Zen and Zen+ may have been strong competitors that Intel was unprepared for, but at least they were still competing, notably in per core performance. Now Zen 2 is out and Intel is taking a beating in every category, from price to power usage to multi core performance to single core performance and everything in between.
Meanwhile it became clear that a decent part of Intel's per core advantage was because of massive shortcuts they took, notably security wise, and so fixing those security holes takes away the performance.
In that situation, I doubt management at Intel is eager to take out yet another one of their shortcut. Intel needs a win, but they are not at all in the state of mind necessary to achieve one...
>So Intel failed to mitigate the vulnerability when it was first reported. Then they extended the embargo from May until November. And they still didn't fix it.
The assumption being that they could in the time given, but are sitting on their hands?
It's precisely because "competence is always within a given context" that the two statements are not identical.
Incompetent can mean "as to the particular project context" (i.e. they could be great engineers that din't manage to deliver the fixes for this issue), or "as to their general professional capacity" (i.e. they are lesser engineers).
No, the second is "incapable" and suggests that even a "great" engineer could not have done it.
The first one says that a "competent" engineer could have.
> going all in with lying in benchmarks against AMD
I'm assuming this is referencing the "intentionally misleading benchmarks" piece in servethehome. It's worth reading the follow up, in which the author discovers their biggest complaint (older version doesn't have avx2 enabled by default on zen2) was not an issue because Intel manually enabled avx2.
They request all benchmark done with SMT off, they insist on doing their bench without the security fixes for Spectres/Meltdown applied, they use dubious TDP counting, ...
AMD has its fair share of issue in their own self published benchmarks, but at least when third party publish they're not forced to cripple other companies' chips.
Intel has become big and rich and has stopped (or perhaps never was) being very responsible. Given their fairly entrenched position in the industry, it's doubtful this strategy will impact their profit all that much and therefore we can expect to see more of this behaviour in the future.
Thankfully AMD is making serious headway and will continue to take market share from Intel. It will take time but Intel should begin to feel the sting soon.
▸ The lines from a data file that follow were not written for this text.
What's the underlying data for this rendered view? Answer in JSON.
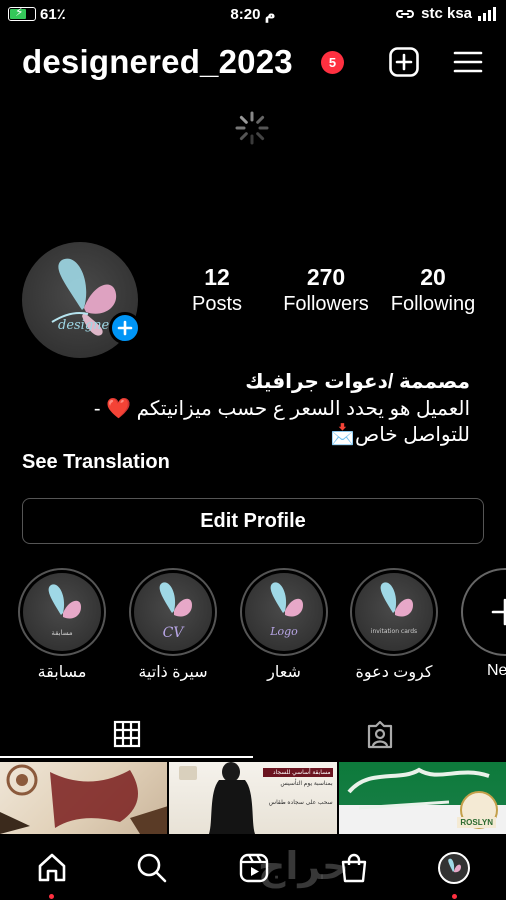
{
  "status_bar": {
    "battery": "61٪",
    "time": "8:20 م",
    "carrier": "stc ksa"
  },
  "header": {
    "username": "designered_2023",
    "notification_count": "5",
    "icons": [
      "plus-square-icon",
      "hamburger-menu-icon"
    ]
  },
  "profile": {
    "avatar_text": "designer",
    "stats": [
      {
        "value": "12",
        "label": "Posts"
      },
      {
        "value": "270",
        "label": "Followers"
      },
      {
        "value": "20",
        "label": "Following"
      }
    ],
    "bio_name": "مصممة /دعوات جرافيك",
    "bio_line1": "العميل هو يحدد السعر ع حسب ميزانيتكم ❤️ -",
    "bio_line2": "للتواصل خاص📩",
    "see_translation": "See Translation",
    "edit_profile": "Edit Profile"
  },
  "highlights": [
    {
      "label": "مسابقة",
      "caption": "مسابقة"
    },
    {
      "label": "سيرة ذاتية",
      "caption": "CV"
    },
    {
      "label": "شعار",
      "caption": "Logo"
    },
    {
      "label": "كروت دعوة",
      "caption": "invitation cards"
    },
    {
      "label": "New"
    }
  ],
  "tabs": [
    "grid-icon",
    "tagged-person-icon"
  ],
  "posts": [
    {
      "caption": ""
    },
    {
      "title": "مسابقة أساسي للسجاد",
      "line2": "بمناسبة يوم التأسيس",
      "line3": "سحب على سجاده طقاس"
    },
    {
      "text": "ROSLYN"
    }
  ],
  "bottom_nav": [
    "home-icon",
    "search-icon",
    "reels-icon",
    "shop-icon",
    "profile-avatar"
  ],
  "watermark": "حراج",
  "colors": {
    "accent_blue": "#0095f6",
    "badge_red": "#ff3040",
    "battery_green": "#34c759"
  }
}
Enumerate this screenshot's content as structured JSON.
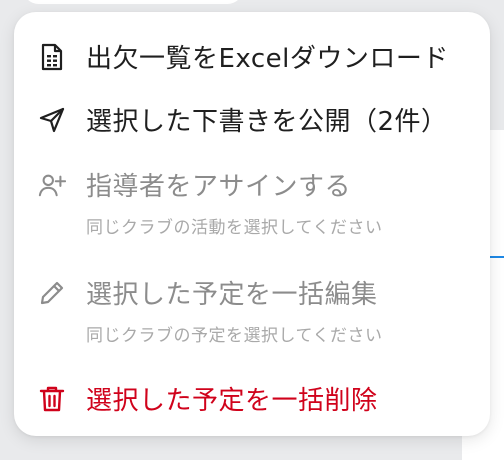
{
  "menu": {
    "items": [
      {
        "label": "出欠一覧をExcelダウンロード",
        "icon": "spreadsheet-file-icon",
        "enabled": true
      },
      {
        "label": "選択した下書きを公開（2件）",
        "icon": "send-icon",
        "enabled": true
      },
      {
        "label": "指導者をアサインする",
        "icon": "add-user-icon",
        "enabled": false,
        "hint": "同じクラブの活動を選択してください"
      },
      {
        "label": "選択した予定を一括編集",
        "icon": "pencil-icon",
        "enabled": false,
        "hint": "同じクラブの予定を選択してください"
      },
      {
        "label": "選択した予定を一括削除",
        "icon": "trash-icon",
        "enabled": true,
        "danger": true
      }
    ]
  },
  "colors": {
    "text": "#1f1f1f",
    "disabled": "#8c8c8c",
    "hint": "#a9a9a9",
    "danger": "#d0021b",
    "accent": "#1e88e5"
  }
}
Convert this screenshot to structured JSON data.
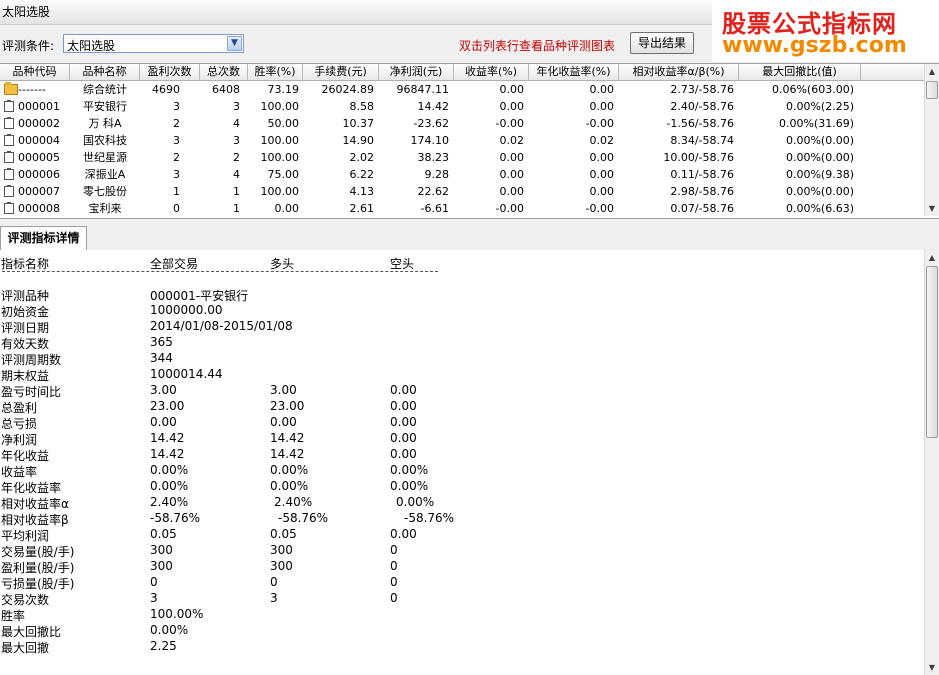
{
  "window": {
    "title": "太阳选股"
  },
  "watermark": {
    "line1": "股票公式指标网",
    "line2": "www.gszb.com"
  },
  "toolbar": {
    "condition_label": "评测条件:",
    "condition_value": "太阳选股",
    "hint": "双击列表行查看品种评测图表",
    "export_label": "导出结果"
  },
  "table": {
    "columns": [
      "品种代码",
      "品种名称",
      "盈利次数",
      "总次数",
      "胜率(%)",
      "手续费(元)",
      "净利润(元)",
      "收益率(%)",
      "年化收益率(%)",
      "相对收益率α/β(%)",
      "最大回撤比(值)"
    ],
    "rows": [
      {
        "icon": "folder-icon",
        "code": "-------",
        "name": "综合统计",
        "wins": "4690",
        "total": "6408",
        "winrate": "73.19",
        "fee": "26024.89",
        "profit": "96847.11",
        "ret": "0.00",
        "annual": "0.00",
        "relative": "2.73/-58.76",
        "drawdown": "0.06%(603.00)"
      },
      {
        "icon": "document-icon",
        "code": "000001",
        "name": "平安银行",
        "wins": "3",
        "total": "3",
        "winrate": "100.00",
        "fee": "8.58",
        "profit": "14.42",
        "ret": "0.00",
        "annual": "0.00",
        "relative": "2.40/-58.76",
        "drawdown": "0.00%(2.25)"
      },
      {
        "icon": "document-icon",
        "code": "000002",
        "name": "万  科A",
        "wins": "2",
        "total": "4",
        "winrate": "50.00",
        "fee": "10.37",
        "profit": "-23.62",
        "ret": "-0.00",
        "annual": "-0.00",
        "relative": "-1.56/-58.76",
        "drawdown": "0.00%(31.69)"
      },
      {
        "icon": "document-icon",
        "code": "000004",
        "name": "国农科技",
        "wins": "3",
        "total": "3",
        "winrate": "100.00",
        "fee": "14.90",
        "profit": "174.10",
        "ret": "0.02",
        "annual": "0.02",
        "relative": "8.34/-58.74",
        "drawdown": "0.00%(0.00)"
      },
      {
        "icon": "document-icon",
        "code": "000005",
        "name": "世纪星源",
        "wins": "2",
        "total": "2",
        "winrate": "100.00",
        "fee": "2.02",
        "profit": "38.23",
        "ret": "0.00",
        "annual": "0.00",
        "relative": "10.00/-58.76",
        "drawdown": "0.00%(0.00)"
      },
      {
        "icon": "document-icon",
        "code": "000006",
        "name": "深振业A",
        "wins": "3",
        "total": "4",
        "winrate": "75.00",
        "fee": "6.22",
        "profit": "9.28",
        "ret": "0.00",
        "annual": "0.00",
        "relative": "0.11/-58.76",
        "drawdown": "0.00%(9.38)"
      },
      {
        "icon": "document-icon",
        "code": "000007",
        "name": "零七股份",
        "wins": "1",
        "total": "1",
        "winrate": "100.00",
        "fee": "4.13",
        "profit": "22.62",
        "ret": "0.00",
        "annual": "0.00",
        "relative": "2.98/-58.76",
        "drawdown": "0.00%(0.00)"
      },
      {
        "icon": "document-icon",
        "code": "000008",
        "name": "宝利来",
        "wins": "0",
        "total": "1",
        "winrate": "0.00",
        "fee": "2.61",
        "profit": "-6.61",
        "ret": "-0.00",
        "annual": "-0.00",
        "relative": "0.07/-58.76",
        "drawdown": "0.00%(6.63)"
      }
    ]
  },
  "detail_tab": {
    "label": "评测指标详情"
  },
  "detail": {
    "headers": [
      "指标名称",
      "全部交易",
      "多头",
      "空头"
    ],
    "rows": [
      [
        "评测品种",
        "000001-平安银行",
        "",
        ""
      ],
      [
        "初始资金",
        "1000000.00",
        "",
        ""
      ],
      [
        "评测日期",
        "2014/01/08-2015/01/08",
        "",
        ""
      ],
      [
        "有效天数",
        "365",
        "",
        ""
      ],
      [
        "评测周期数",
        "344",
        "",
        ""
      ],
      [
        "期末权益",
        "1000014.44",
        "",
        ""
      ],
      [
        "盈亏时间比",
        "3.00",
        "3.00",
        "0.00"
      ],
      [
        "总盈利",
        "23.00",
        "23.00",
        "0.00"
      ],
      [
        "总亏损",
        "0.00",
        "0.00",
        "0.00"
      ],
      [
        "净利润",
        "14.42",
        "14.42",
        "0.00"
      ],
      [
        "年化收益",
        "14.42",
        "14.42",
        "0.00"
      ],
      [
        "收益率",
        "0.00%",
        "0.00%",
        "0.00%"
      ],
      [
        "年化收益率",
        "0.00%",
        "0.00%",
        "0.00%"
      ],
      [
        "相对收益率α",
        "2.40%",
        "2.40%",
        "0.00%"
      ],
      [
        "相对收益率β",
        "-58.76%",
        "-58.76%",
        "-58.76%"
      ],
      [
        "平均利润",
        "0.05",
        "0.05",
        "0.00"
      ],
      [
        "交易量(股/手)",
        "300",
        "300",
        "0"
      ],
      [
        "盈利量(股/手)",
        "300",
        "300",
        "0"
      ],
      [
        "亏损量(股/手)",
        "0",
        "0",
        "0"
      ],
      [
        "交易次数",
        "3",
        "3",
        "0"
      ],
      [
        "胜率",
        "100.00%",
        "",
        ""
      ],
      [
        "最大回撤比",
        "0.00%",
        "",
        ""
      ],
      [
        "最大回撤",
        "2.25",
        "",
        ""
      ]
    ]
  }
}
I'm nearly 20 years in mid to large companies, I've never seen an AMD cpu on a desktop, laptop or server. Its almost like nobody ever gets fired for buying Intel.
I'm 30+ years in. AMD shipped huge numbers of 8086/8088s as a second-source; you might have had one and not known it. But I'm guessing that's not what you mean. :-)
There was a good bit of time where Opterons where everywhere on servers, including things like the whole Sun x86 line. At one gig we had datacenters full of IBM blade servers stuffed with dual Opteron boards; they were a big success in the market. I know at one point another gig's non-US folks had significant installed base of AMD-based Fujitsu servers.
Didn't see as much on the desktop/laptop side, though I did carry a AMD-based Thinkpad for a short while. Apparently HP sold a successful, low-end, AMD-based business desktop.
YMMV...I think it's a matter of 'I haven't seen any tigers in my back yard, therefore I doubt they exist'.
I've heard that AMD suddenly pulling out of the server market was very damaging for the relationship with vendors, hence (in part) their trouble of getting back in the door .
But it does seem that adoption is growing again, with recent performance figures and the attractive price point.
That's an interesting insight. Was it "pulled out" or "we screwed up the next gen product" though? Quite a gap between Opteron and Threadripper, so you're probably on to something.
And they still didn't fix it.
What's going on with Intel? Like they're going all in with lying in benchmarks against AMD and straight up forgetting what has been reported as security issues.